El dolor de mis heridas no me permitió moverme por completo, aún podía sentir cómo mi cabeza retumbaba por culpa de los constantes golpes que recibí. La armadura negra yacía hecha pedazos, ni siquiera el imponente yelmo con forma de dragón pudo resistir los ataques del minotauro muerto bajo mis pies.

 

Había ganado este combate, ¿pero a qué costo?, mis costillas fueron machacadas y respirar dolía tanto como una puñalada. Pese al dolor seguí adelante, caminé unos cuantos pasos hasta quedar frente a un árbol de limón, que milagrosamente no fue destruido durante la contienda.

 

—Lo has hecho bien, Héroe Oscuro. —Una voz femenina me llamó desde la nada, me di la vuelta hacia ambas direcciones pero no encontré nada, sólo el campo destrozado por la batalla.

—¿Quién eres? —susurré mientras me detenía.

—Ya deberías saberlo. —Su respuesta fue corta y concisa, segundos después un resplandor plateado se posó frente a mí—. ¿O necesito presentación? —El brillo no tardó en desaparecer y finalmente mostró su verdadero rostro.

 

Era una mujer morena y delgada, su voluptuoso cuerpo estaba cubierto por un vestido lo suficientemente blanco para transparentar un poco su piel, pero lo más llamativo eran sus bellos pechos de los que no podía apartar mi mirada y que seguro enloquecerían al más casto de los santos.

 

Sus ojos de color violeta emitían un brillo y una mirada que me hicieron enterarme de quién podría ser.

 

—Diosa Eos… —murmuré, sin verle la cara todavía —. ¿Has venido a darme tu bendición final?

 

Eos era la diosa del amor y también la última divinidad que me faltaba para convertirme en un héroe completo.

 

—Mis ojos están arriba —respondió la mujer divina.

—Yo tomo mis decisiones —respondí con premura—. El caos está cerca, necesito la última bendición para convertirme en un verdadero héroe. —Tras mi comentario por fin le vi el rostro, pues el tiempo para bromas ya había terminado. Necesitaba su bendición cuanto antes.
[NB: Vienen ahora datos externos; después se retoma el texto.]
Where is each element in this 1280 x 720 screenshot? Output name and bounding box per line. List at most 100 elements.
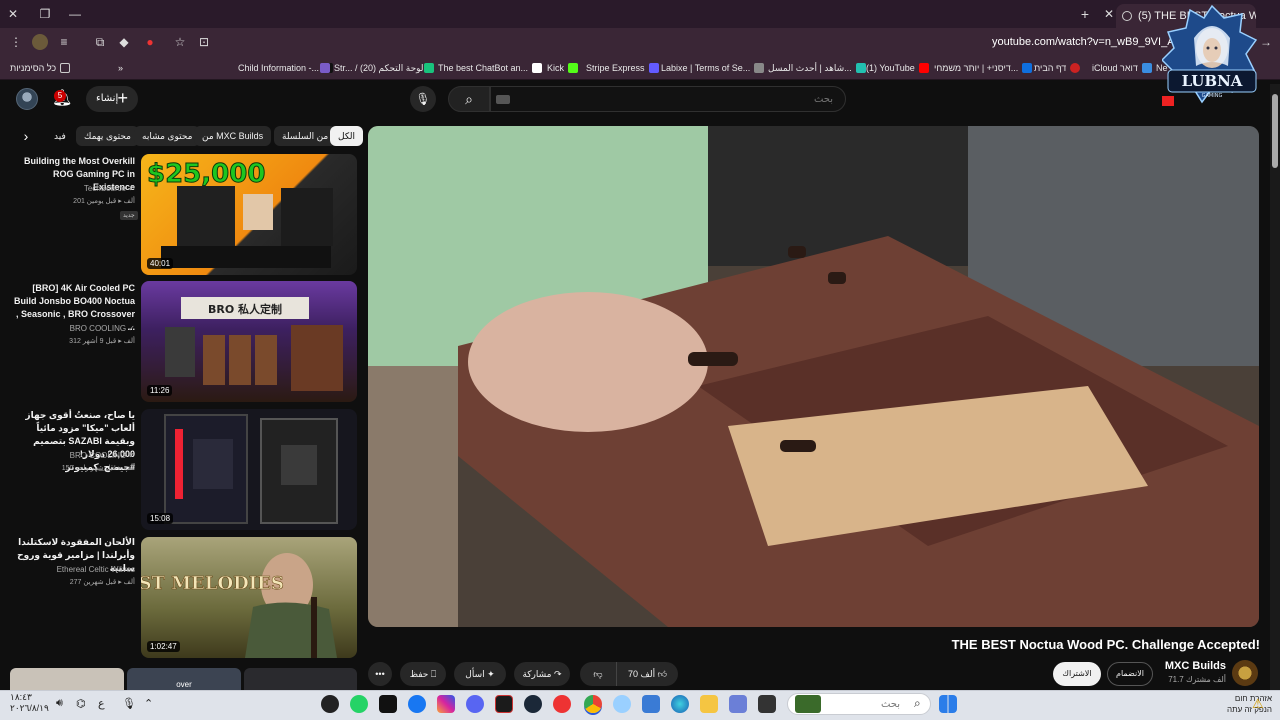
voice-search-mic-icon[interactable]: 🎙︎ (410, 86, 436, 112)
terminal-icon[interactable] (758, 695, 776, 713)
bookmark-item[interactable]: Str... / لوحة التحكم (20) (320, 61, 424, 75)
close-window-icon[interactable]: ✕ (4, 5, 22, 23)
related-video-thumbnail[interactable]: LOST MELODIES 1:02:47 (141, 537, 357, 658)
bookmark-all[interactable]: כל הסימניות (10, 61, 71, 75)
account-avatar[interactable] (16, 88, 38, 110)
discord-icon[interactable] (466, 695, 484, 713)
related-video-channel[interactable]: BRO COOLING ✓ (10, 324, 135, 333)
minimize-window-icon[interactable]: — (66, 5, 84, 23)
logo-text: LUBNA (1182, 72, 1243, 90)
network-icon[interactable]: ⌬ (76, 697, 86, 710)
ask-button[interactable]: اسأل ✦ (454, 662, 506, 686)
chrome-icon[interactable] (584, 695, 602, 713)
scrollbar-thumb[interactable] (1272, 94, 1278, 168)
keyboard-icon[interactable] (496, 95, 510, 104)
search-icon[interactable]: ⌕ (448, 86, 490, 112)
chip-feed[interactable]: فيد (46, 126, 74, 146)
related-video-thumbnail[interactable] (244, 668, 357, 690)
logo-flag-icon (1162, 96, 1174, 106)
related-video-channel[interactable]: BRO COOLING ✓ (10, 451, 135, 460)
bookmark-star-icon[interactable]: ☆ (172, 34, 188, 50)
bookmark-item[interactable]: Labixe | Terms of Se... (661, 61, 765, 75)
logo-subtext: GAMING (1202, 93, 1223, 99)
video-player[interactable] (368, 126, 1259, 627)
like-button[interactable]: 70 ألف 👍︎ (616, 662, 678, 686)
new-tab-icon[interactable]: + (1076, 5, 1094, 23)
bookmark-favicon (532, 63, 543, 73)
app-red-icon[interactable] (553, 695, 571, 713)
bookmark-favicon (320, 63, 330, 73)
share-button[interactable]: مشاركة ↷ (514, 662, 570, 686)
thumbnail-art: $25,000 (147, 159, 333, 268)
chip-all[interactable]: الكل (330, 126, 364, 146)
channel-avatar[interactable] (1232, 660, 1258, 686)
bookmark-item[interactable]: The best ChatBot an... (424, 61, 543, 75)
edge-icon[interactable] (671, 695, 689, 713)
tray-overflow-icon[interactable]: ⌃ (144, 697, 153, 710)
thumbnail-text: LOST MELODIES (141, 573, 284, 594)
related-video-channel[interactable]: TechSource ✓ (10, 184, 135, 193)
speaker-icon[interactable]: 🔊︎ (56, 697, 63, 710)
related-video-thumbnail[interactable]: over (127, 668, 241, 690)
extensions-icon[interactable]: ⧉ (92, 34, 108, 50)
app-grid-icon[interactable] (729, 695, 747, 713)
thumbnail-art (164, 414, 338, 524)
more-actions-icon[interactable]: ••• (368, 662, 392, 686)
extension-diamond-icon[interactable]: ◆ (116, 34, 132, 50)
chip-from-channel[interactable]: من MXC Builds (194, 126, 272, 146)
logo-emblem-icon: LUBNA GAMING (1160, 4, 1258, 106)
search-highlight-icon (795, 695, 821, 713)
chip-for-you[interactable]: محتوى يهمك (76, 126, 139, 146)
chips-scroll-arrow-icon[interactable]: › (16, 126, 36, 146)
profile-avatar[interactable] (32, 34, 48, 50)
extension-red-icon[interactable]: ● (142, 34, 158, 50)
lubna-gaming-logo: LUBNA GAMING (1160, 4, 1262, 112)
game-app-icon[interactable] (495, 695, 513, 713)
install-app-icon[interactable]: ⊡ (196, 34, 212, 50)
channel-name[interactable]: MXC Builds (1160, 660, 1226, 672)
chip-related[interactable]: محتوى مشابه (134, 126, 201, 146)
bookmark-item[interactable]: Kick (547, 61, 579, 75)
related-video-thumbnail[interactable]: BRO 私人定制 11:26 (141, 281, 357, 402)
related-video-thumbnail[interactable] (10, 668, 124, 690)
bookmark-item[interactable]: (1) YouTube (866, 61, 929, 75)
mic-icon[interactable]: 🎙︎ (122, 697, 136, 710)
taskbar-clock[interactable]: ١٨:٤٣ ٢٠٢٦/٨/١٩ (10, 692, 49, 714)
restore-window-icon[interactable]: ❐ (36, 5, 54, 23)
join-button[interactable]: الانضمام (1107, 662, 1153, 686)
menu-dots-icon[interactable]: ⋮ (8, 34, 24, 50)
facebook-icon[interactable] (408, 695, 426, 713)
dislike-button[interactable]: 👎︎ (580, 662, 616, 686)
verified-icon: ✓ (128, 184, 135, 193)
app-blue-icon[interactable] (642, 695, 660, 713)
subscribe-button[interactable]: الاشتراك (1053, 662, 1101, 686)
chip-from-series[interactable]: من السلسلة (274, 126, 337, 146)
bookmark-item[interactable]: דף הבית (1034, 61, 1081, 75)
related-video-channel[interactable]: Ethereal Celtic Waves (10, 565, 135, 574)
related-video-thumbnail[interactable]: $25,000 40:01 (141, 154, 357, 275)
save-button[interactable]: حفظ ⎕ (400, 662, 446, 686)
bookmark-item[interactable]: Stripe Express (586, 61, 659, 75)
bookmark-item[interactable]: דיסני+ | יותר משמחי... (934, 61, 1033, 75)
bookmark-favicon (1022, 63, 1033, 73)
github-icon[interactable] (321, 695, 339, 713)
bookmark-item[interactable]: Child Information -... (238, 61, 334, 75)
whatsapp-icon[interactable] (350, 695, 368, 713)
page-scrollbar[interactable] (1270, 84, 1280, 690)
tiktok-icon[interactable] (379, 695, 397, 713)
bookmark-item[interactable]: شاهد | أحدث المسل... (768, 61, 866, 75)
verified-icon: ✓ (128, 324, 135, 333)
create-button[interactable]: إنشاء + (86, 86, 138, 112)
bookmark-item[interactable]: iCloud דואר (1092, 61, 1152, 75)
windows-start-icon[interactable] (939, 695, 957, 713)
instagram-icon[interactable] (437, 695, 455, 713)
related-video-thumbnail[interactable]: 15:08 (141, 409, 357, 530)
bookmarks-overflow-icon[interactable]: » (118, 61, 123, 75)
thumbnail-art: BRO 私人定制 (165, 297, 343, 391)
media-control-icon[interactable]: ≡ (56, 34, 72, 50)
file-explorer-icon[interactable] (700, 695, 718, 713)
app-cloud-icon[interactable] (613, 695, 631, 713)
steam-icon[interactable] (524, 695, 542, 713)
input-language[interactable]: ع (98, 697, 105, 710)
search-input[interactable] (490, 86, 846, 112)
—No. —Su respuesta me sacó de balance, abrí la boca para mostrar mi incredulidad, pero no pude argumentar nada.

—¿Perdón?

—Para tener mi bendición necesitas pasar una prueba definitiva; yo no soy como Ares o Fafnir. La fuerza no te servirá de nada conmigo, Héroe Oscuro. —Sus palabras me parecieron tonterías, quizá demasiada belleza le fundió el cerebro a esta diosa rara.

—Entonces qué debo hacer, ¿algún ritual o algo así?

—No, Jaden. —La diosa dijo mi nombre y posteriormente, dibujó una sonrisa en sus labios—. Para recibir mi bendición y convertirte en un Héroe Oscuro definitivo… ¡Necesitarás enamorarte!

—¿Qué demonios?, ¡¿es una broma?!

—No, en lo absoluto.

—Oh, entonces… ¡Te amo, Eos!, desde que te vi, supe que estábamos destinados a estar juntos. Pero lo nuestro es imposible, ¡qué tragedia! —exclamé mientras realizaba una coreografía estúpida—. ¿Ya me das mi bendición?

—¡No! —Eos estuvo a punto de golpearme, pero se detuvo en el último segundo. Una diosa del amor violenta definitivamente daba mala espina—. Hablo en serio, Jaden… No dudo de tus habilidades como luchador y es probable que con tu poder actual logres ganar la guerra. Pero no olvides mis palabras: “Sin mi bendición jamás podrás salvar al mundo”.